Joker

Todd Phillips, le réalisateur de Very Bad Trip, aux commandes de Joker ? Il y avait de quoi avoir très peur. Mais, partout, les critiques et les réactions diverses étaient dithyrambiques. Journaux, spectateurs, critiques en tout genre vantaient les mérites du film et le qualifiaient de chef d’oeuvre. C’était le meilleur moyen d’être déçu, quand l’oeuvre ne répond pas aux immenses attentes que l’on s’en fait.

Force est de constater que Joker mérite amplement les louanges et particulièrement Joaquin Phoenix, acteur qui a toujours été fabuleux, dans tous ses films. Il atteint ici des sommets.

Joker raconte l’histoire d’Arthur Fleck, sa folie grandissante et son parcours meurtrier. Ce n’est pas un film d’action. Vous n’y verrez pas une déferlante de CGI (computer-generated imagery) comme chez Marvel. Le film prend son temps, plante le décor, explore la vie du personnage et son milieu. C’est avant tout un film psychologique, un drame, avec un discours politique assumé.

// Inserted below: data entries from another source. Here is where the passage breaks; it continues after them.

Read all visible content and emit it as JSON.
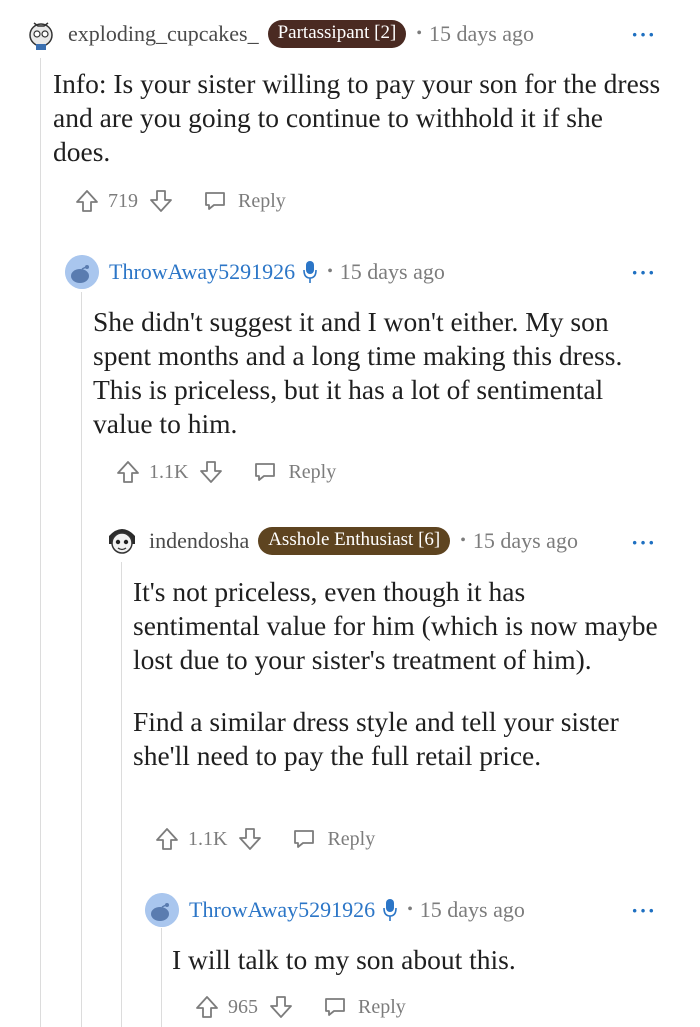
{
  "comments": [
    {
      "username": "exploding_cupcakes_",
      "flair": "Partassipant [2]",
      "flair_color": "#4a2a22",
      "time": "15 days ago",
      "text": [
        "Info: Is your sister willing to pay your son for the dress and are you going to continue to withhold it if she does."
      ],
      "votes": "719",
      "reply_label": "Reply",
      "avatar_icon": "snoo-avatar-icon"
    },
    {
      "username": "ThrowAway5291926",
      "op_badge": "mic-icon",
      "time": "15 days ago",
      "text": [
        "She didn't suggest it and I won't either. My son spent months and a long time making this dress. This is priceless, but it has a lot of sentimental value to him."
      ],
      "votes": "1.1K",
      "reply_label": "Reply",
      "avatar_icon": "default-avatar-icon"
    },
    {
      "username": "indendosha",
      "flair": "Asshole Enthusiast [6]",
      "flair_color": "#5e4420",
      "time": "15 days ago",
      "text": [
        "It's not priceless, even though it has sentimental value for him (which is now maybe lost due to your sister's treatment of him).",
        "Find a similar dress style and tell your sister she'll need to pay the full retail price."
      ],
      "votes": "1.1K",
      "reply_label": "Reply",
      "avatar_icon": "snoo-avatar-icon"
    },
    {
      "username": "ThrowAway5291926",
      "op_badge": "mic-icon",
      "time": "15 days ago",
      "text": [
        "I will talk to my son about this."
      ],
      "votes": "965",
      "reply_label": "Reply",
      "avatar_icon": "default-avatar-icon"
    }
  ],
  "separator": "•",
  "more_label": "···",
  "colors": {
    "link_blue": "#2c76c7",
    "meta_gray": "#7c7c7c",
    "thread_line": "#dcdcdc"
  }
}
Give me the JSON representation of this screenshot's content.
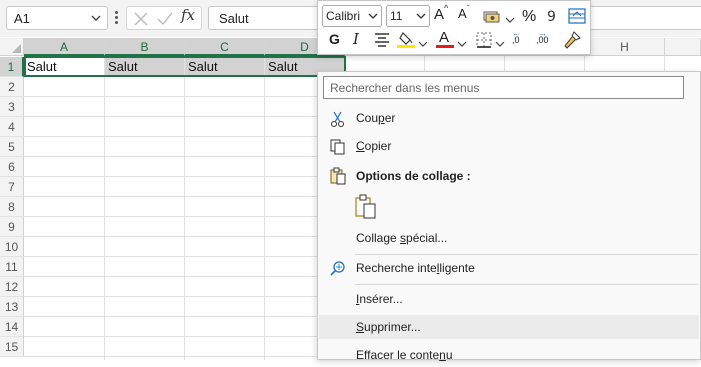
{
  "formula_bar": {
    "name_box": "A1",
    "formula": "Salut",
    "fx_label": "fx"
  },
  "columns": [
    "A",
    "B",
    "C",
    "D",
    "H"
  ],
  "rows": [
    "1",
    "2",
    "3",
    "4",
    "5",
    "6",
    "7",
    "8",
    "9",
    "10",
    "11",
    "12",
    "13",
    "14",
    "15"
  ],
  "cells": {
    "A1": "Salut",
    "B1": "Salut",
    "C1": "Salut",
    "D1": "Salut"
  },
  "mini_toolbar": {
    "font": "Calibri",
    "size": "11",
    "bold": "G",
    "font_color": "A",
    "increase_font": "A",
    "decrease_font": "A",
    "percent": "%",
    "dec_more": ",0",
    "dec_less": ",00",
    "colors": {
      "highlight": "#ffe600",
      "font": "#e01e1e"
    }
  },
  "context_menu": {
    "search_placeholder": "Rechercher dans les menus",
    "cut": [
      "Cou",
      "p",
      "er"
    ],
    "copy": [
      "",
      "C",
      "opier"
    ],
    "paste_options": "Options de collage :",
    "paste_special": [
      "Collage ",
      "s",
      "pécial..."
    ],
    "smart_lookup": [
      "Recherche inte",
      "l",
      "ligente"
    ],
    "insert": [
      "",
      "I",
      "nsérer..."
    ],
    "delete": [
      "",
      "S",
      "upprimer..."
    ],
    "clear": [
      "Effacer le conte",
      "n",
      "u"
    ]
  },
  "colors": {
    "accent": "#217346",
    "selection_fill": "#d2d2d2"
  }
}
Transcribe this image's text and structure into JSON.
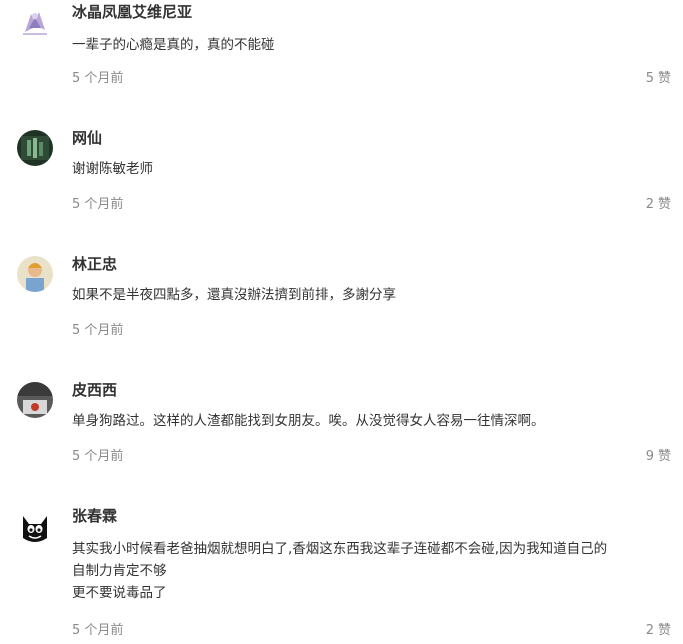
{
  "comments": [
    {
      "username": "冰晶凤凰艾维尼亚",
      "lines": [
        "一辈子的心瘾是真的，真的不能碰"
      ],
      "time": "5 个月前",
      "like_count": "5",
      "like_label": "赞"
    },
    {
      "username": "网仙",
      "lines": [
        "谢谢陈敏老师"
      ],
      "time": "5 个月前",
      "like_count": "2",
      "like_label": "赞"
    },
    {
      "username": "林正忠",
      "lines": [
        "如果不是半夜四點多，還真沒辦法擠到前排，多謝分享"
      ],
      "time": "5 个月前",
      "like_count": "",
      "like_label": ""
    },
    {
      "username": "皮西西",
      "lines": [
        "单身狗路过。这样的人渣都能找到女朋友。唉。从没觉得女人容易一往情深啊。"
      ],
      "time": "5 个月前",
      "like_count": "9",
      "like_label": "赞"
    },
    {
      "username": "张春霖",
      "lines": [
        "其实我小时候看老爸抽烟就想明白了,香烟这东西我这辈子连碰都不会碰,因为我知道自己的",
        "自制力肯定不够",
        "更不要说毒品了"
      ],
      "time": "5 个月前",
      "like_count": "2",
      "like_label": "赞"
    }
  ]
}
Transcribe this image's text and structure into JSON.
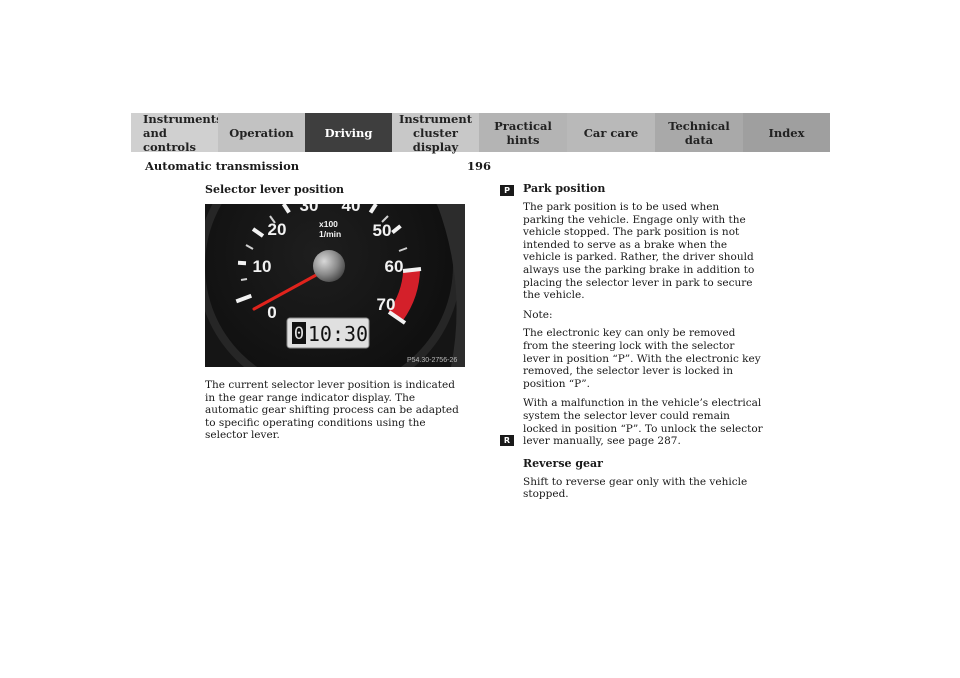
{
  "nav": {
    "tabs": [
      {
        "label_line1": "Instruments",
        "label_line2": "and controls"
      },
      {
        "label_line1": "Operation",
        "label_line2": ""
      },
      {
        "label_line1": "Driving",
        "label_line2": ""
      },
      {
        "label_line1": "Instrument",
        "label_line2": "cluster display"
      },
      {
        "label_line1": "Practical hints",
        "label_line2": ""
      },
      {
        "label_line1": "Car care",
        "label_line2": ""
      },
      {
        "label_line1": "Technical",
        "label_line2": "data"
      },
      {
        "label_line1": "Index",
        "label_line2": ""
      }
    ],
    "active_tab": "Driving"
  },
  "header": {
    "section_title": "Automatic transmission",
    "page_number": "196"
  },
  "left": {
    "heading": "Selector lever position",
    "figure": {
      "ticks": [
        "0",
        "10",
        "20",
        "30",
        "40",
        "50",
        "60",
        "70"
      ],
      "unit_line1": "x100",
      "unit_line2": "1/min",
      "gear_indicator": "0",
      "clock": "10:30",
      "ref": "P54.30-2756-26"
    },
    "paragraph": "The current selector lever position is indicated in the gear range indicator display. The automatic gear shifting process can be adapted to specific operating conditions using the selector lever."
  },
  "right": {
    "park": {
      "marker": "P",
      "heading": "Park position",
      "p1": "The park position is to be used when parking the vehicle. Engage only with the vehicle stopped. The park position is not intended to serve as a brake when the vehicle is parked. Rather, the driver should always use the parking brake in addition to placing the selector lever in park to secure the vehicle.",
      "note_label": "Note:",
      "p2": "The electronic key can only be removed from the steering lock with the selector lever in position “P”. With the electronic key removed, the selector lever is locked in position “P”.",
      "p3": "With a malfunction in the vehicle’s electrical system the selector lever could remain locked in position “P”. To unlock the selector lever manually, see page 287."
    },
    "reverse": {
      "marker": "R",
      "heading": "Reverse gear",
      "p1": "Shift to reverse gear only with the vehicle stopped."
    }
  },
  "colors": {
    "active_tab": "#3e3e3e",
    "redline": "#d4202a",
    "needle": "#e0231c"
  }
}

Joker pourra tout à fait plaire à ceux et celles qui n’aiment pas particulièrement les comics et qui ne connaissent pas ce personnage. Contrairement à tous les films de « super-héros » dont Marvel et DC nous abreuvent depuis des années, Joker est une vraie proposition de cinéma – et d’ailleurs, ce n’est pas un film de super-héros. Il y a une réelle volonté artistique dans ce film. Le désir de créer des beaux plans mémorables, comme ces superbes plans d’ensemble de Gotham / New York, ces contre-plongées en bas des escaliers, ces ruelles glauques et peu éclairées, ces avenues pleines de bars crasseux et de néons. Il y a une immersion totale dans ce film, dans ce New York sale et bruyant, avec ses métros bringuebalants, ces rues jonchées d’ordures, ces personnages errants.

L’influence de Scorsese est indéniable et le choix de faire jouer Robert De Niro dans ce film n’est pas anodin. Néanmoins, le réalisateur ne singe pas, n’imite pas, mais offre une oeuvre originale, avec son identité propre. De nombreux plans restent en tête après le visionnage, et cela n’est pas si fréquent au cinéma, de nos jours…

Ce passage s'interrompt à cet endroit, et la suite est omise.